I know that children thrive in a play-based program. How do I convince my parents?

It could be argued that one of the most significant challenges faced by educators, is convincing parents of the value of play-based learning. So often parents have an expectation that our early education and care services will provide their child with a head start at school by delivering a robust academic style program. How do we convince parents of the value of play-based learning?

I’m delighted to say that Wendy Boyd (senior lecturer, School of Education, Southern Cross University) has delivered us the evidence we need in her piece in The Conversation (May 24, 2018) ‘What outcomes parents should expect from early childhood education and care’.

In her article, Wendy Boyd highlights the value of play-based learning. And, in answer to the question ‘what should three-to-five-year olds be learning?’ references ACECQA’s developmental milestones as well as the EYLF. She also provides links to research that demonstrates ‘children’s learning achievements are greater from play-based programs, which include activities such as block building, compared to programs that have an academic focus.’

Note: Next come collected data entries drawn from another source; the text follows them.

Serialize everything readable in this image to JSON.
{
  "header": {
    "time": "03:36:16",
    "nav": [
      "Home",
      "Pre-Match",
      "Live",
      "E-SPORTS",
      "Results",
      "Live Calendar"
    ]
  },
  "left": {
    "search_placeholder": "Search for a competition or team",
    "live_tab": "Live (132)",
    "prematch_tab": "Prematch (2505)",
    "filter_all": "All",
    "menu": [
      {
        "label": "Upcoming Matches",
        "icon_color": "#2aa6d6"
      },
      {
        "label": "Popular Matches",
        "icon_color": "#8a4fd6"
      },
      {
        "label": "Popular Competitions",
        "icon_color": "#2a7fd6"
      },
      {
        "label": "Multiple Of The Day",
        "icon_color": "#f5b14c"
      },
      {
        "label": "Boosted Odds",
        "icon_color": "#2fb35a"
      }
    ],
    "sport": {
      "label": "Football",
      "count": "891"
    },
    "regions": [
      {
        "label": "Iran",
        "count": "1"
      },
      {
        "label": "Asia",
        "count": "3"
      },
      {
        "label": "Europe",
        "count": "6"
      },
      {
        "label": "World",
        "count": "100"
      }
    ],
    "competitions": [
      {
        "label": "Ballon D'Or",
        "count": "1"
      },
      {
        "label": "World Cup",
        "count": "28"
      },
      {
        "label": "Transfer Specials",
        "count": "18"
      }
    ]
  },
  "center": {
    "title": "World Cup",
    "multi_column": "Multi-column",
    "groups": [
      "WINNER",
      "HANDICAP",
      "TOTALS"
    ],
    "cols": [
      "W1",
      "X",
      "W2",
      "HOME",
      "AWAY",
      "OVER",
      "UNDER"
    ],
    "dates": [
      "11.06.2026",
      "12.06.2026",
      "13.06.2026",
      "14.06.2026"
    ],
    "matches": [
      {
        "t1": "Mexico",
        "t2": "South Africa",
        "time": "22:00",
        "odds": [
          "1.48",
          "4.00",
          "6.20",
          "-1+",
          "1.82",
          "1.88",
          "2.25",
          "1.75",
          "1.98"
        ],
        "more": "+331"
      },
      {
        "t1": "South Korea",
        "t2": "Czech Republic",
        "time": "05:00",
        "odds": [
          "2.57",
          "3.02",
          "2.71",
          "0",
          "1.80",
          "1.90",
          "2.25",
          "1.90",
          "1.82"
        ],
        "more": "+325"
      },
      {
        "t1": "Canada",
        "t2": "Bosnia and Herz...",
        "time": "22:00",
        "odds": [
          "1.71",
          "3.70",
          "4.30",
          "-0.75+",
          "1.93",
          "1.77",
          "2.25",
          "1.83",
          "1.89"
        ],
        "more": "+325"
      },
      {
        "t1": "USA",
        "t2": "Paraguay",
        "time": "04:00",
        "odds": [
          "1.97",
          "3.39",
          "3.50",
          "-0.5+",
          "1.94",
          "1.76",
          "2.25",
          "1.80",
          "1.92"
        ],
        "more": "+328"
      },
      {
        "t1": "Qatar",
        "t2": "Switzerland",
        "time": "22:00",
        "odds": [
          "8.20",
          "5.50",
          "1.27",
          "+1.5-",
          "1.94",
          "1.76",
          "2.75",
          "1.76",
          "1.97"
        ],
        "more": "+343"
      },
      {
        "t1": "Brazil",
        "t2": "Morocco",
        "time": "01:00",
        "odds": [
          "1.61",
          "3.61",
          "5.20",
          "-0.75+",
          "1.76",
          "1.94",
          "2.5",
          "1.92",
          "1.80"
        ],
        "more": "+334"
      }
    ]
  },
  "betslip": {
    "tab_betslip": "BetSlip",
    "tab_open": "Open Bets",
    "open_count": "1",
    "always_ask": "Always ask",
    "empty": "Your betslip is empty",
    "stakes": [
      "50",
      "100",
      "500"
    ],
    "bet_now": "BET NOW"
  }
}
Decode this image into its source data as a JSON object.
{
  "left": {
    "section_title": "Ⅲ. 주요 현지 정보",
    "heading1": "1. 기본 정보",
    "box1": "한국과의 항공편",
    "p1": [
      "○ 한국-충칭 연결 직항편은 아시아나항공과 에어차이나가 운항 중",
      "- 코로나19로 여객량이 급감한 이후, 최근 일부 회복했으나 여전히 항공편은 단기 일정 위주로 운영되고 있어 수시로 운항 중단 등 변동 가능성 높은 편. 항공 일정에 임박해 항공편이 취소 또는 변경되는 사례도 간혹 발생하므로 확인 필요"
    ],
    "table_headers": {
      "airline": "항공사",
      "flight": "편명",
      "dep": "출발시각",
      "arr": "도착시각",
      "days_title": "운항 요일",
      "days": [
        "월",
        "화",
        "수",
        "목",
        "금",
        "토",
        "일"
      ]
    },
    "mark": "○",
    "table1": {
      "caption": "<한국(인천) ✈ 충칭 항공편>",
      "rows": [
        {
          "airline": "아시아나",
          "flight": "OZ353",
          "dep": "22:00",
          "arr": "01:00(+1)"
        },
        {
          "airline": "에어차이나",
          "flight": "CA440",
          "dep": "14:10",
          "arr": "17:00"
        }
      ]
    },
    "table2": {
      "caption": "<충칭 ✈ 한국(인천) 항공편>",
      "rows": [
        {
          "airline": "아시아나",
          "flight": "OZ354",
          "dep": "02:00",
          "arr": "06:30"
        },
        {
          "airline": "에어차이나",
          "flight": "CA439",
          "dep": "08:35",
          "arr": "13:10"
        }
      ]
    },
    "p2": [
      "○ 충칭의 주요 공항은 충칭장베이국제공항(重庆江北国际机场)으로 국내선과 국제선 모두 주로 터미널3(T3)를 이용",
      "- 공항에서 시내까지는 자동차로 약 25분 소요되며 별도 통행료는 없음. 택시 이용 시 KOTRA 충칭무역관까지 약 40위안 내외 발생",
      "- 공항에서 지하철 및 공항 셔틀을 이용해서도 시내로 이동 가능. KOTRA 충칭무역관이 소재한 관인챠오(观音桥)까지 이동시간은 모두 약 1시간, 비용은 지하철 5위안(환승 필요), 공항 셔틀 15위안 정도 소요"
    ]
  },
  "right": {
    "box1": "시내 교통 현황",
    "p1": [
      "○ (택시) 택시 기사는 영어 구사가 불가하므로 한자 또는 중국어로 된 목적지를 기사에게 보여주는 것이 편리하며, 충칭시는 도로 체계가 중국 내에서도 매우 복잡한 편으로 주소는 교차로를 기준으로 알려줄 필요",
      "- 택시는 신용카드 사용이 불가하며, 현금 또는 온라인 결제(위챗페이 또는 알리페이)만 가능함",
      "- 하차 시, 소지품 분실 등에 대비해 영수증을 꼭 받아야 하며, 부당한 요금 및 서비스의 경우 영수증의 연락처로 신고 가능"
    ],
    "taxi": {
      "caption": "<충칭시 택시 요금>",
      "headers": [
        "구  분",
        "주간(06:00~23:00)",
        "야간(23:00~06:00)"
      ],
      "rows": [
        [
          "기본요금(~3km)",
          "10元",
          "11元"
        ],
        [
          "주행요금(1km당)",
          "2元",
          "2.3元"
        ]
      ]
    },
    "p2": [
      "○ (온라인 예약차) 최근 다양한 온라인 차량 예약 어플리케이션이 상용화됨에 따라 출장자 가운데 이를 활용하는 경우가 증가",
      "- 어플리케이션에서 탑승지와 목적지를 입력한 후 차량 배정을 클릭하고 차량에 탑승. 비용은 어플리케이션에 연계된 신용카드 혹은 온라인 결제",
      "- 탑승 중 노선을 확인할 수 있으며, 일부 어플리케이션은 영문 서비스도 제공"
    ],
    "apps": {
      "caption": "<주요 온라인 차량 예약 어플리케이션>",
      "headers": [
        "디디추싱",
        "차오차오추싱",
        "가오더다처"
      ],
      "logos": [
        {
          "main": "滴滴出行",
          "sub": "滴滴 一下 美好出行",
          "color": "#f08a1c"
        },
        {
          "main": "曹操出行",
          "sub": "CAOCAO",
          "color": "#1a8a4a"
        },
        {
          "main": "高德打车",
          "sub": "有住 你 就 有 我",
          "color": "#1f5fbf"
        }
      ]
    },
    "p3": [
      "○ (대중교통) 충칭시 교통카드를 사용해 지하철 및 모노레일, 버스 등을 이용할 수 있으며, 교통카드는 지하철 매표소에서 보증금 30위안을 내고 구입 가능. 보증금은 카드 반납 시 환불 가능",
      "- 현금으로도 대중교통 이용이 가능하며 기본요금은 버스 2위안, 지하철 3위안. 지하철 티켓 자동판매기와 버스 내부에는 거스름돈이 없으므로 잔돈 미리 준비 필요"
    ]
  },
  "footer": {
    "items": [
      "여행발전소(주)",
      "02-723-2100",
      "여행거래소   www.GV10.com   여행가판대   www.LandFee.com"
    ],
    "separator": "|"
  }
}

She also makes an important point, and one that I think we’re all aware of. It is our responsibility as educators to explain our approach to families before they enrol their children. And, she also emphasises the importance of partnerships between parents and educators. I think that Wendy Boyd’s article has just made that task of explaining our play-based philosophy much easier. Once we have had that conversation, using EarlyWorks, educators can keep the communication open by sharing observations, journals, photos and comments that clearly evidence the ‘real learning’ that happens in our play-based programs.